Working for a startup is a fantastic way to accelerate your personal skill sets and contribute to a new company’s growth. True, It’s hard work: startups normally lack the intensive, keenly-mapped-out team member roles that a bigger corporation might have, but the beauty is that everyone works hard towards the same goal to get it done. Also, you’re often more free at a startup to go after what works creatively, in your way, to achieve the best results: and if you apply yourself, growth in both your personal skill sets and career knowledge is bound to happen that way.

Julia McCoy, CreatorThe Practical Content Strategy Certification Center

Strong interpersonal skills and work ethic are indispensable.

A start-up environment is usually fast-paced and constantly changing. Among other things, it demands both adaptability and positivity. Standard, dull routines and checklists aren’t typically on the agenda.

Recent research shows that hiring managers tend to hire candidates who are quick learners with excellent interpersonal and communication skills, commonly referred to as “soft skills.” No matter how technically skilled a candidate may be, if they lack these attributes, they’ll often be passed over. The person getting the job is usually someone with exceptional energy and a sophisticated sense of how to bring out the best in others. This brings me to the closing quote regarding the level of responsibility required when working at a startup.

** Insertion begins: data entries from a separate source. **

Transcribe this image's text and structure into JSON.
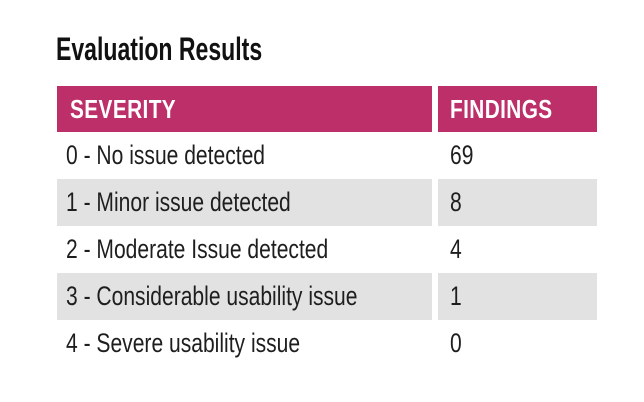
{
  "title": "Evaluation Results",
  "table": {
    "header": {
      "severity": "SEVERITY",
      "findings": "FINDINGS"
    },
    "rows": [
      {
        "severity": "0 - No issue detected",
        "findings": "69"
      },
      {
        "severity": "1 - Minor issue detected",
        "findings": "8"
      },
      {
        "severity": "2 - Moderate Issue detected",
        "findings": "4"
      },
      {
        "severity": "3 - Considerable usability issue",
        "findings": "1"
      },
      {
        "severity": "4 - Severe usability issue",
        "findings": "0"
      }
    ],
    "colors": {
      "header_bg": "#BC2F69",
      "header_text": "#FFFFFF",
      "row_alt_bg": "#E2E2E2",
      "row_bg": "#FFFFFF",
      "body_text": "#1E1E1E"
    }
  },
  "chart_data": {
    "type": "table",
    "title": "Evaluation Results",
    "columns": [
      "SEVERITY",
      "FINDINGS"
    ],
    "categories": [
      "0 - No issue detected",
      "1 - Minor issue detected",
      "2 - Moderate Issue detected",
      "3 - Considerable usability issue",
      "4 - Severe usability issue"
    ],
    "values": [
      69,
      8,
      4,
      1,
      0
    ]
  }
}
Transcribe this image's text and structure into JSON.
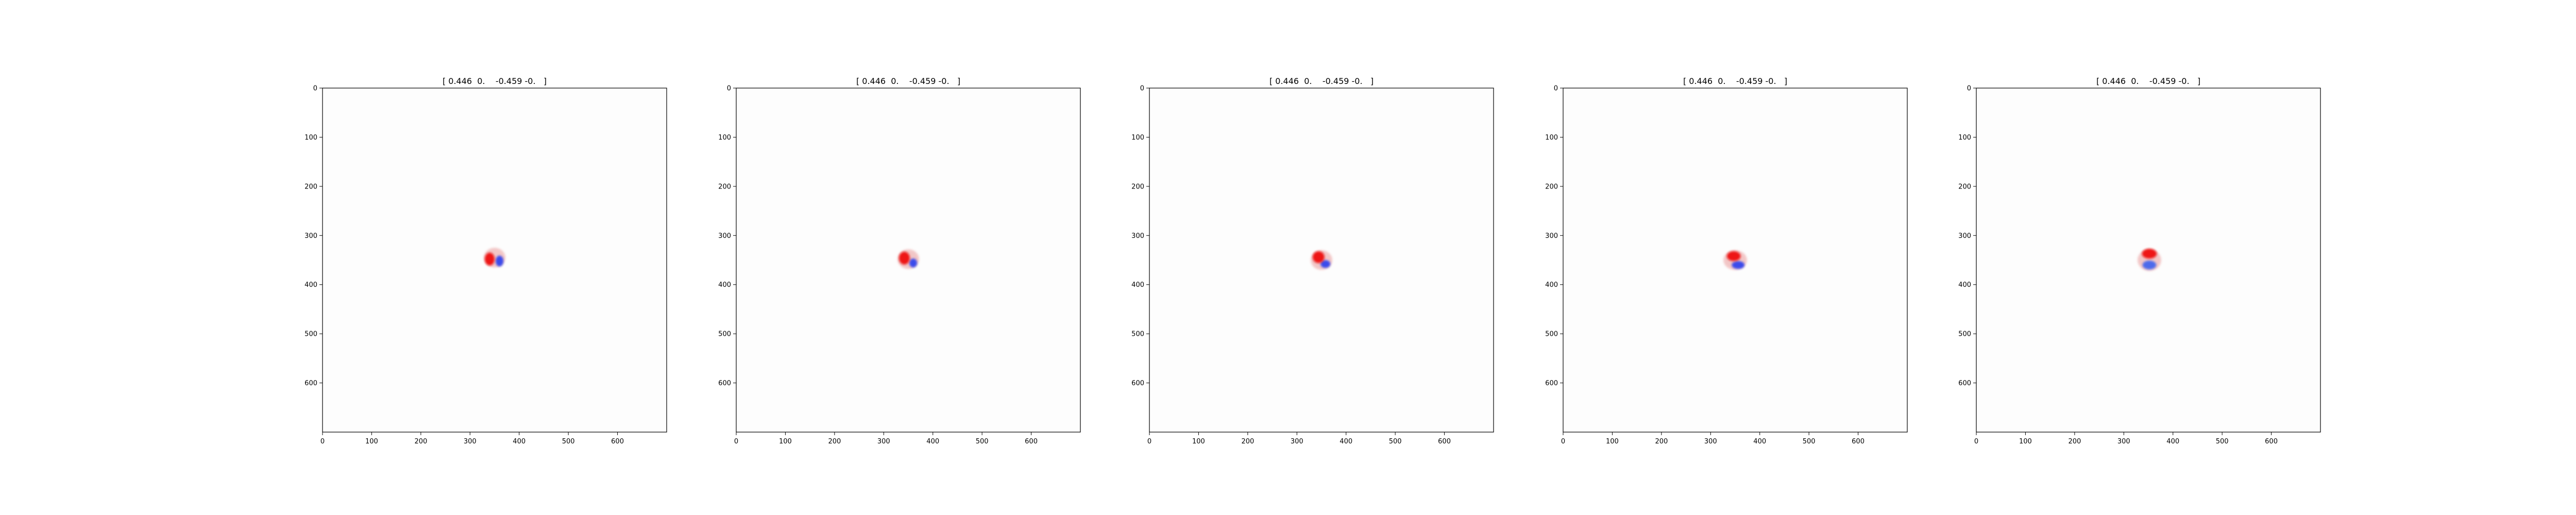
{
  "chart_data": [
    {
      "type": "heatmap",
      "title": "[ 0.446  0.    -0.459 -0.   ]",
      "xlabel": "",
      "ylabel": "",
      "xlim": [
        0,
        700
      ],
      "ylim": [
        700,
        0
      ],
      "xticks": [
        0,
        100,
        200,
        300,
        400,
        500,
        600
      ],
      "yticks": [
        0,
        100,
        200,
        300,
        400,
        500,
        600
      ],
      "colormap": "bwr",
      "background": "#fdfdfd",
      "blobs": [
        {
          "x": 340,
          "y": 348,
          "rx": 10,
          "ry": 13,
          "color": "#ee1111"
        },
        {
          "x": 360,
          "y": 352,
          "rx": 8,
          "ry": 11,
          "color": "#3344ee"
        },
        {
          "x": 350,
          "y": 345,
          "rx": 22,
          "ry": 20,
          "color": "#f2c4c4"
        }
      ]
    },
    {
      "type": "heatmap",
      "title": "[ 0.446  0.    -0.459 -0.   ]",
      "xlabel": "",
      "ylabel": "",
      "xlim": [
        0,
        700
      ],
      "ylim": [
        700,
        0
      ],
      "xticks": [
        0,
        100,
        200,
        300,
        400,
        500,
        600
      ],
      "yticks": [
        0,
        100,
        200,
        300,
        400,
        500,
        600
      ],
      "colormap": "bwr",
      "background": "#fdfdfd",
      "blobs": [
        {
          "x": 342,
          "y": 346,
          "rx": 11,
          "ry": 13,
          "color": "#ee1111"
        },
        {
          "x": 360,
          "y": 356,
          "rx": 8,
          "ry": 9,
          "color": "#3344ee"
        },
        {
          "x": 350,
          "y": 348,
          "rx": 22,
          "ry": 20,
          "color": "#f2c4c4"
        }
      ]
    },
    {
      "type": "heatmap",
      "title": "[ 0.446  0.    -0.459 -0.   ]",
      "xlabel": "",
      "ylabel": "",
      "xlim": [
        0,
        700
      ],
      "ylim": [
        700,
        0
      ],
      "xticks": [
        0,
        100,
        200,
        300,
        400,
        500,
        600
      ],
      "yticks": [
        0,
        100,
        200,
        300,
        400,
        500,
        600
      ],
      "colormap": "bwr",
      "background": "#fdfdfd",
      "blobs": [
        {
          "x": 344,
          "y": 344,
          "rx": 12,
          "ry": 12,
          "color": "#ee1111"
        },
        {
          "x": 358,
          "y": 358,
          "rx": 10,
          "ry": 8,
          "color": "#3344ee"
        },
        {
          "x": 350,
          "y": 350,
          "rx": 22,
          "ry": 20,
          "color": "#f2c4c4"
        }
      ]
    },
    {
      "type": "heatmap",
      "title": "[ 0.446  0.    -0.459 -0.   ]",
      "xlabel": "",
      "ylabel": "",
      "xlim": [
        0,
        700
      ],
      "ylim": [
        700,
        0
      ],
      "xticks": [
        0,
        100,
        200,
        300,
        400,
        500,
        600
      ],
      "yticks": [
        0,
        100,
        200,
        300,
        400,
        500,
        600
      ],
      "colormap": "bwr",
      "background": "#fdfdfd",
      "blobs": [
        {
          "x": 347,
          "y": 342,
          "rx": 14,
          "ry": 10,
          "color": "#ee1111"
        },
        {
          "x": 356,
          "y": 360,
          "rx": 13,
          "ry": 8,
          "color": "#3344ee"
        },
        {
          "x": 350,
          "y": 350,
          "rx": 24,
          "ry": 20,
          "color": "#f2c4c4"
        }
      ]
    },
    {
      "type": "heatmap",
      "title": "[ 0.446  0.    -0.459 -0.   ]",
      "xlabel": "",
      "ylabel": "",
      "xlim": [
        0,
        700
      ],
      "ylim": [
        700,
        0
      ],
      "xticks": [
        0,
        100,
        200,
        300,
        400,
        500,
        600
      ],
      "yticks": [
        0,
        100,
        200,
        300,
        400,
        500,
        600
      ],
      "colormap": "bwr",
      "background": "#fdfdfd",
      "blobs": [
        {
          "x": 352,
          "y": 337,
          "rx": 15,
          "ry": 10,
          "color": "#ee1111"
        },
        {
          "x": 352,
          "y": 360,
          "rx": 14,
          "ry": 9,
          "color": "#4466ee"
        },
        {
          "x": 352,
          "y": 350,
          "rx": 24,
          "ry": 22,
          "color": "#f2c4c4"
        }
      ]
    }
  ]
}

The Level of Responsibility

The main advantage of working for a startup is the level of standard of accountability and various projects to work on. People can work on a lot of different things in a startup and immediately, “climb the ladder” and assume a much higher level of responsibility than working for a large company out of the gate.

Dave Nevogt, Co-FounderHubstaff

Describe your startup experience

Everyone has a slightly different account of their experiences working for startups. My experiences have been nothing short of amazing, especially with regard to my early days at this company. OWDT is a web design company which has a wealth of experience creating amazing, award-winning websites and online marketing campaigns. But it was not always that way. A small group of highly-talented designers and engineers went through growing pains, but learned a lot, refined its processes and became a global leader in website development, online marketing, design and search engine optimization. It has been truly a great startup success story.